La scuola più grande della Regione, con i suoi 1.800 alunni, gli insegnanti e il personale non docente, è la vittima di un inesorabile e lento declino.
All’Istituto professionale statale servizi per l’enogastronomia e l’ospitalità alberghiera di Pescara la didattica è bloccata da oltre un mese e mezzo perché i laboratori di cucina in via Tirino non risultano a norma e nessuno provvede a sistemarli.
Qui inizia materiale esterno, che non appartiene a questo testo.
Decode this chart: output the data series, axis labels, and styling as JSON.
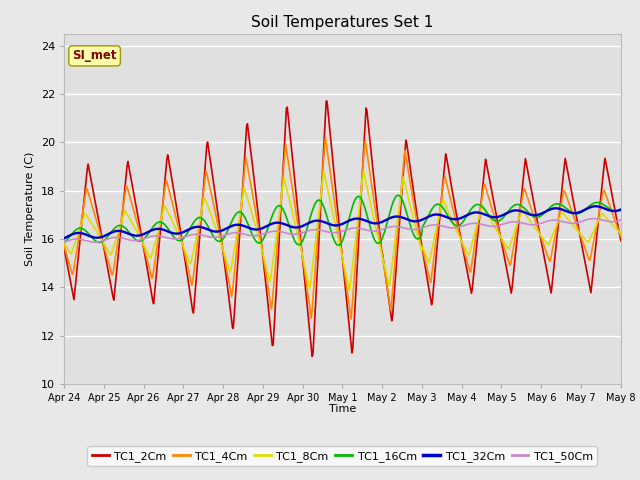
{
  "title": "Soil Temperatures Set 1",
  "xlabel": "Time",
  "ylabel": "Soil Temperature (C)",
  "ylim": [
    10,
    24.5
  ],
  "yticks": [
    10,
    12,
    14,
    16,
    18,
    20,
    22,
    24
  ],
  "x_labels": [
    "Apr 24",
    "Apr 25",
    "Apr 26",
    "Apr 27",
    "Apr 28",
    "Apr 29",
    "Apr 30",
    "May 1",
    "May 2",
    "May 3",
    "May 4",
    "May 5",
    "May 6",
    "May 7",
    "May 8"
  ],
  "annotation": "SI_met",
  "line_colors": {
    "TC1_2Cm": "#cc0000",
    "TC1_4Cm": "#ff8800",
    "TC1_8Cm": "#dddd00",
    "TC1_16Cm": "#00bb00",
    "TC1_32Cm": "#0000cc",
    "TC1_50Cm": "#cc88cc"
  },
  "fig_bg_color": "#e8e8e8",
  "plot_bg_color": "#e0e0e0",
  "grid_color": "#ffffff"
}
Il mancato avvio dei lavori di riqualificazione nella sede centrale di Porta Nuova, dopo i crolli nell’inverno scorso, quando nella prima Q era caduto giù dal soffitto un metro quadro di intonaco ferendo tre ragazzi durante la lezione, non è ancora stato riparato. I lavori di messa in sicurezza, promessi in svariate occasioni dal presidente della Provincia Antonio Di Marco, non sono mai partiti e i disagi alle porte del nuovo inverno aumentano.
Come raccontano i rappresentanti d’istituto Ivan Di Palma e Oscar Capricci le aule cadono a pezzi, c’è muffa dappertutto, quando piove l’acqua penetra all’interno e si è costretti a raccoglierla con secchi e stracci. L’annunciato recupero della palestra in via dei Sabini, con 2 milioni e 840 mila euro di fondi provinciali, per trasformarla in uno spazio con laboratori e cucine, è finora rimasto soltanto sulla carta.
Il tutto in attesa dei tempi biblici della politica, chiamata a districare i nodi di una situazione drammatica che si trascina ormai da anni e ad andare oltre la pratica degli annunci eccellenti.
L’ultimo tentativo dell’assessore regionale ai Lavori pubblici Donato Di Matteo di trasferire il De Cecco in un nuovo Biocampus da 6,5 milioni di euro che dovrà essere realizzato a Villareia di Cepagatti incontra il no compatto di preside, docenti e studenti e il gelo degli amministratori locali provinciali e comunali che intendono mantenere la scuola e le sue professionalità in città.
Le vittime dell’impasse dell’istituto sono le migliaia di studenti e insegnanti, scesi in piazza nelle scorse settimane per reclamare il proprio diritto allo studio in una struttura sicura e dignitosa.
La serie di manifestazioni, prima davanti al palazzo della Provincia di Pescara e poi nella sala consiliare del Comune e infine lungo le strade della città, ha il pregio di sensibilizzare la popolazione sulle difficoltà del De Cecco e di sollevare l’attenzione del mondo sindacale.
Flc Cgil, Cisl scuola, Uil scuola, Snals Confsal e Fgu Gilda Unams alzano le barricate e oggi si dicono disposti a valutare “eventuali azioni legali a tutela della salute fisica e psichica dei lavoratori dell’istituto, obbligati a svolgere la propria attività in condizioni di estremo disagio”. Come finirà? Certo è che un Alberghiero non può restare così a lungo senza i laboratori di cucina così essenziali per i nostri futuri chef.